Reply:I can say online dating worked out for me!! I am very happy now with my HUSBAND of 2 years whom I met online 3 years ago from Chicago ( i live in west tex) He has been the most wonderful man in the world to me and I can't see a day going by with out him in it.! As for your friend she's a big girl be there and encourage her to do what her heart tells her to. I was very scared at first when I met my then (online bf) but now i'm glad I took that chance. Maybe she can meet him in a public place for you know safer reasons. I met mine at a bus station and i didn't go alone..that's basically all the advice i can give!
Reply:I would rather be able to be close to someone, but who's to say your perfect someone has to live near you? The world is massive, and there are zillions of people. Maybe this might work out for them.

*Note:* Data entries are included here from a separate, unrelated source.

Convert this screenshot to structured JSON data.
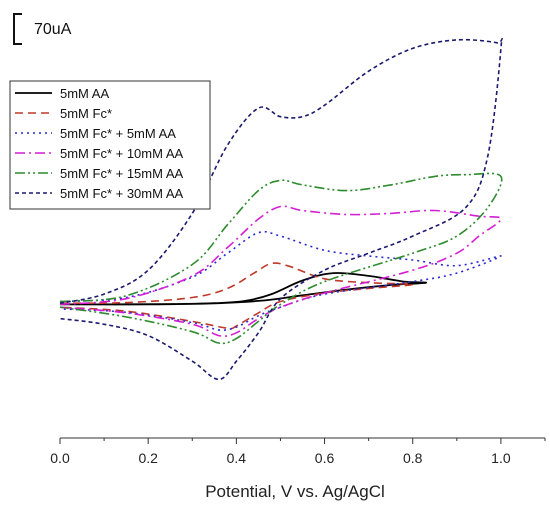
{
  "chart_data": {
    "type": "line",
    "title": "",
    "xlabel": "Potential, V vs. Ag/AgCl",
    "ylabel": "",
    "xlim": [
      0.0,
      1.1
    ],
    "ylim": [
      -235,
      500
    ],
    "x_ticks": [
      "0.0",
      "0.2",
      "0.4",
      "0.6",
      "0.8",
      "1.0"
    ],
    "x_tick_values": [
      0.0,
      0.2,
      0.4,
      0.6,
      0.8,
      1.0
    ],
    "grid": false,
    "legend_position": "top-left",
    "scale_bar": {
      "label": "70uA",
      "value": 70,
      "unit": "uA"
    },
    "series": [
      {
        "name": "5mM AA",
        "color": "#000000",
        "dash": "solid",
        "forward": [
          [
            0.0,
            0
          ],
          [
            0.2,
            0
          ],
          [
            0.35,
            2
          ],
          [
            0.42,
            6
          ],
          [
            0.48,
            18
          ],
          [
            0.55,
            42
          ],
          [
            0.62,
            55
          ],
          [
            0.7,
            50
          ],
          [
            0.78,
            40
          ],
          [
            0.83,
            38
          ]
        ],
        "reverse": [
          [
            0.83,
            38
          ],
          [
            0.75,
            34
          ],
          [
            0.65,
            26
          ],
          [
            0.55,
            16
          ],
          [
            0.45,
            6
          ],
          [
            0.3,
            1
          ],
          [
            0.0,
            0
          ]
        ]
      },
      {
        "name": "5mM Fc*",
        "color": "#c0392b",
        "dash": "dash",
        "forward": [
          [
            0.0,
            2
          ],
          [
            0.15,
            3
          ],
          [
            0.3,
            12
          ],
          [
            0.38,
            28
          ],
          [
            0.44,
            55
          ],
          [
            0.48,
            72
          ],
          [
            0.52,
            67
          ],
          [
            0.6,
            45
          ],
          [
            0.7,
            38
          ],
          [
            0.8,
            35
          ]
        ],
        "reverse": [
          [
            0.8,
            35
          ],
          [
            0.7,
            28
          ],
          [
            0.6,
            20
          ],
          [
            0.5,
            5
          ],
          [
            0.45,
            -15
          ],
          [
            0.4,
            -38
          ],
          [
            0.38,
            -42
          ],
          [
            0.3,
            -30
          ],
          [
            0.15,
            -12
          ],
          [
            0.0,
            -5
          ]
        ]
      },
      {
        "name": "5mM Fc* + 5mM AA",
        "color": "#2a2ad0",
        "dash": "dot",
        "forward": [
          [
            0.0,
            5
          ],
          [
            0.15,
            12
          ],
          [
            0.3,
            48
          ],
          [
            0.38,
            90
          ],
          [
            0.45,
            126
          ],
          [
            0.5,
            120
          ],
          [
            0.6,
            95
          ],
          [
            0.7,
            85
          ],
          [
            0.8,
            78
          ],
          [
            0.9,
            68
          ],
          [
            1.0,
            85
          ]
        ],
        "reverse": [
          [
            1.0,
            85
          ],
          [
            0.9,
            55
          ],
          [
            0.8,
            40
          ],
          [
            0.6,
            18
          ],
          [
            0.5,
            -5
          ],
          [
            0.45,
            -20
          ],
          [
            0.4,
            -40
          ],
          [
            0.36,
            -45
          ],
          [
            0.3,
            -32
          ],
          [
            0.15,
            -14
          ],
          [
            0.0,
            -8
          ]
        ]
      },
      {
        "name": "5mM Fc* + 10mM AA",
        "color": "#d41fd4",
        "dash": "dashdot",
        "forward": [
          [
            0.0,
            0
          ],
          [
            0.15,
            10
          ],
          [
            0.3,
            50
          ],
          [
            0.38,
            100
          ],
          [
            0.45,
            150
          ],
          [
            0.5,
            172
          ],
          [
            0.55,
            165
          ],
          [
            0.65,
            158
          ],
          [
            0.75,
            160
          ],
          [
            0.85,
            165
          ],
          [
            0.95,
            155
          ],
          [
            1.0,
            150
          ]
        ],
        "reverse": [
          [
            1.0,
            150
          ],
          [
            0.95,
            120
          ],
          [
            0.9,
            90
          ],
          [
            0.8,
            60
          ],
          [
            0.6,
            20
          ],
          [
            0.5,
            -5
          ],
          [
            0.45,
            -25
          ],
          [
            0.4,
            -50
          ],
          [
            0.36,
            -55
          ],
          [
            0.3,
            -35
          ],
          [
            0.15,
            -15
          ],
          [
            0.0,
            -5
          ]
        ]
      },
      {
        "name": "5mM Fc* + 15mM AA",
        "color": "#2e8b2e",
        "dash": "dashdotdot",
        "forward": [
          [
            0.0,
            5
          ],
          [
            0.15,
            15
          ],
          [
            0.3,
            70
          ],
          [
            0.38,
            140
          ],
          [
            0.45,
            200
          ],
          [
            0.5,
            218
          ],
          [
            0.55,
            210
          ],
          [
            0.65,
            200
          ],
          [
            0.75,
            210
          ],
          [
            0.85,
            225
          ],
          [
            0.92,
            228
          ],
          [
            1.0,
            225
          ]
        ],
        "reverse": [
          [
            1.0,
            225
          ],
          [
            0.97,
            170
          ],
          [
            0.9,
            120
          ],
          [
            0.8,
            90
          ],
          [
            0.6,
            40
          ],
          [
            0.5,
            0
          ],
          [
            0.45,
            -30
          ],
          [
            0.4,
            -60
          ],
          [
            0.36,
            -68
          ],
          [
            0.3,
            -48
          ],
          [
            0.15,
            -22
          ],
          [
            0.0,
            -5
          ]
        ]
      },
      {
        "name": "5mM Fc* + 30mM AA",
        "color": "#1a1a6e",
        "dash": "shortdash",
        "forward": [
          [
            0.0,
            2
          ],
          [
            0.1,
            18
          ],
          [
            0.2,
            60
          ],
          [
            0.3,
            160
          ],
          [
            0.38,
            280
          ],
          [
            0.45,
            345
          ],
          [
            0.5,
            330
          ],
          [
            0.55,
            330
          ],
          [
            0.6,
            350
          ],
          [
            0.7,
            410
          ],
          [
            0.8,
            450
          ],
          [
            0.9,
            465
          ],
          [
            0.99,
            460
          ],
          [
            1.0,
            450
          ]
        ],
        "reverse": [
          [
            1.0,
            450
          ],
          [
            0.97,
            260
          ],
          [
            0.92,
            170
          ],
          [
            0.8,
            120
          ],
          [
            0.7,
            90
          ],
          [
            0.6,
            60
          ],
          [
            0.5,
            10
          ],
          [
            0.45,
            -50
          ],
          [
            0.4,
            -100
          ],
          [
            0.36,
            -132
          ],
          [
            0.3,
            -100
          ],
          [
            0.2,
            -55
          ],
          [
            0.1,
            -35
          ],
          [
            0.0,
            -25
          ]
        ]
      }
    ]
  }
}
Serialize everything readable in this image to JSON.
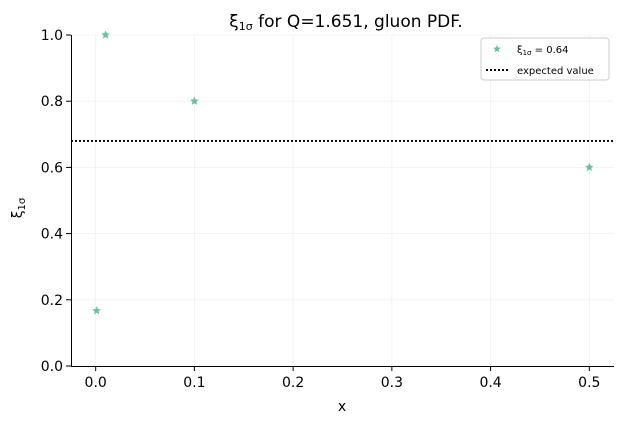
{
  "chart_data": {
    "type": "scatter",
    "title_main": "ξ",
    "title_sub": "1σ",
    "title_rest": " for Q=1.651, gluon PDF.",
    "xlabel": "x",
    "ylabel_main": "ξ",
    "ylabel_sub": "1σ",
    "xlim": [
      -0.025,
      0.525
    ],
    "ylim": [
      0.0,
      1.0
    ],
    "xticks": [
      0.0,
      0.1,
      0.2,
      0.3,
      0.4,
      0.5
    ],
    "xtick_labels": [
      "0.0",
      "0.1",
      "0.2",
      "0.3",
      "0.4",
      "0.5"
    ],
    "yticks": [
      0.0,
      0.2,
      0.4,
      0.6,
      0.8,
      1.0
    ],
    "ytick_labels": [
      "0.0",
      "0.2",
      "0.4",
      "0.6",
      "0.8",
      "1.0"
    ],
    "grid": true,
    "series": [
      {
        "name_main": "ξ",
        "name_sub": "1σ",
        "name_rest": " = 0.64",
        "marker": "star",
        "color": "#66c2a5",
        "points": [
          {
            "x": 0.001,
            "y": 0.167
          },
          {
            "x": 0.01,
            "y": 1.0
          },
          {
            "x": 0.1,
            "y": 0.8
          },
          {
            "x": 0.5,
            "y": 0.6
          }
        ]
      }
    ],
    "reference_line": {
      "label": "expected value",
      "y": 0.68,
      "style": "dotted",
      "color": "#000000"
    },
    "legend_position": "top-right"
  }
}
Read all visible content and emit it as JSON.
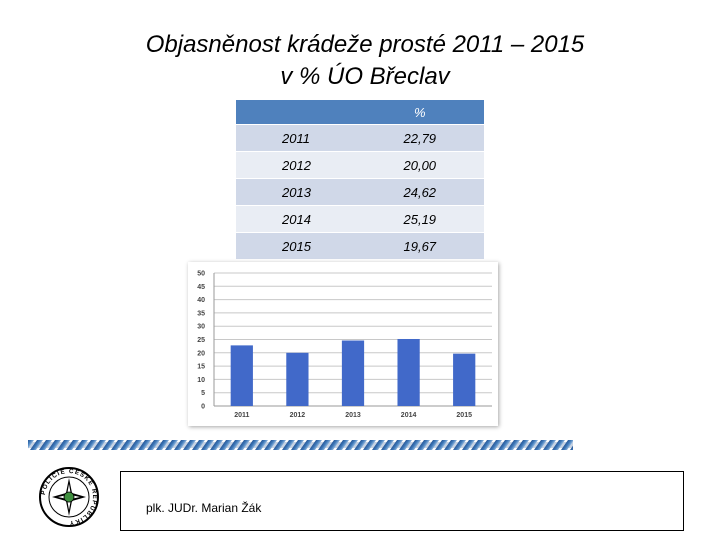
{
  "title_line1": "Objasněnost krádeže prosté 2011 – 2015",
  "title_line2": "v % ÚO Břeclav",
  "table": {
    "header": [
      "",
      "%"
    ],
    "rows": [
      [
        "2011",
        "22,79"
      ],
      [
        "2012",
        "20,00"
      ],
      [
        "2013",
        "24,62"
      ],
      [
        "2014",
        "25,19"
      ],
      [
        "2015",
        "19,67"
      ]
    ]
  },
  "chart_data": {
    "type": "bar",
    "title": "",
    "xlabel": "",
    "ylabel": "",
    "categories": [
      "2011",
      "2012",
      "2013",
      "2014",
      "2015"
    ],
    "values": [
      22.79,
      20.0,
      24.62,
      25.19,
      19.67
    ],
    "ylim": [
      0,
      50
    ],
    "yticks": [
      0,
      5,
      10,
      15,
      20,
      25,
      30,
      35,
      40,
      45,
      50
    ],
    "grid": true,
    "bar_color": "#4169c9"
  },
  "logo": {
    "text": "POLICIE ČESKÉ REPUBLIKY"
  },
  "footer": {
    "author": "plk. JUDr. Marian Žák"
  }
}
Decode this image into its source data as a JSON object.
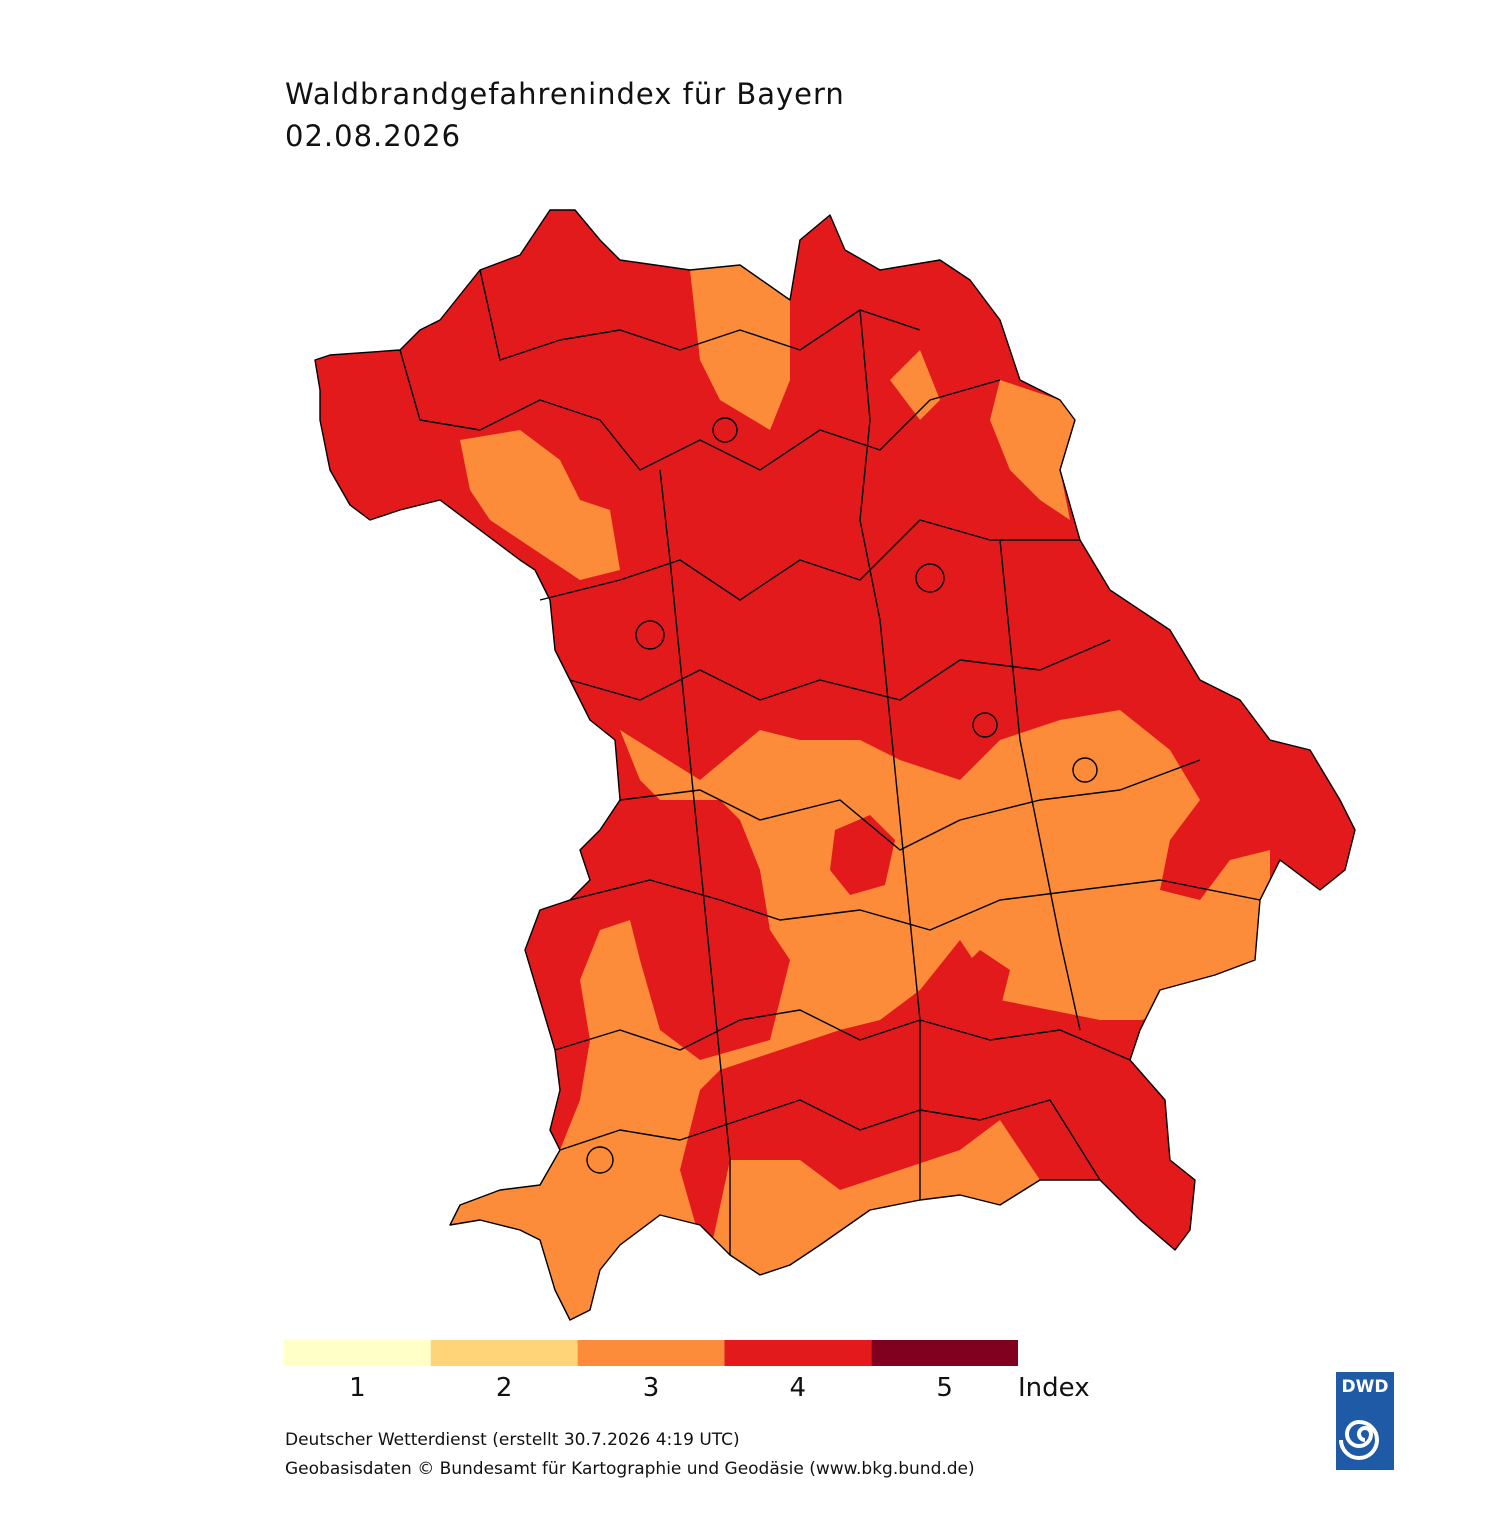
{
  "header": {
    "title": "Waldbrandgefahrenindex für Bayern",
    "date": "02.08.2026"
  },
  "legend": {
    "items": [
      {
        "label": "1",
        "color": "#ffffc8"
      },
      {
        "label": "2",
        "color": "#ffd479"
      },
      {
        "label": "3",
        "color": "#fc8b3a"
      },
      {
        "label": "4",
        "color": "#e31a1c"
      },
      {
        "label": "5",
        "color": "#800020"
      }
    ],
    "unit": "Index"
  },
  "footer": {
    "lines": [
      "Deutscher Wetterdienst (erstellt 30.7.2026 4:19 UTC)",
      "Geobasisdaten © Bundesamt für Kartographie und Geodäsie (www.bkg.bund.de)"
    ]
  },
  "logo": {
    "text": "DWD"
  }
}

She sounds like shes being safe making sure its him, so I see nothing wrong.
Reply:hi, I had a few bad experiences when i first tried online dating as well, you have to be really carefull with the sort of person that you agree to meet up with and allways take a friend with you on the first real date.





be careful that you check out the sites you sign up with as well, some of them just sell your information on. The best one if found was http://dating.1tops.com





I hope thats what you were looking for.
Reply:Indeed, it is strange.
Reply:I think it is if they never plan to meet. There is no point in continuing to talk and fooling yourself into thinking that a relationship can start and continue without ever meeting.





I think it is a good way for people to meet. But that is the key, to meet.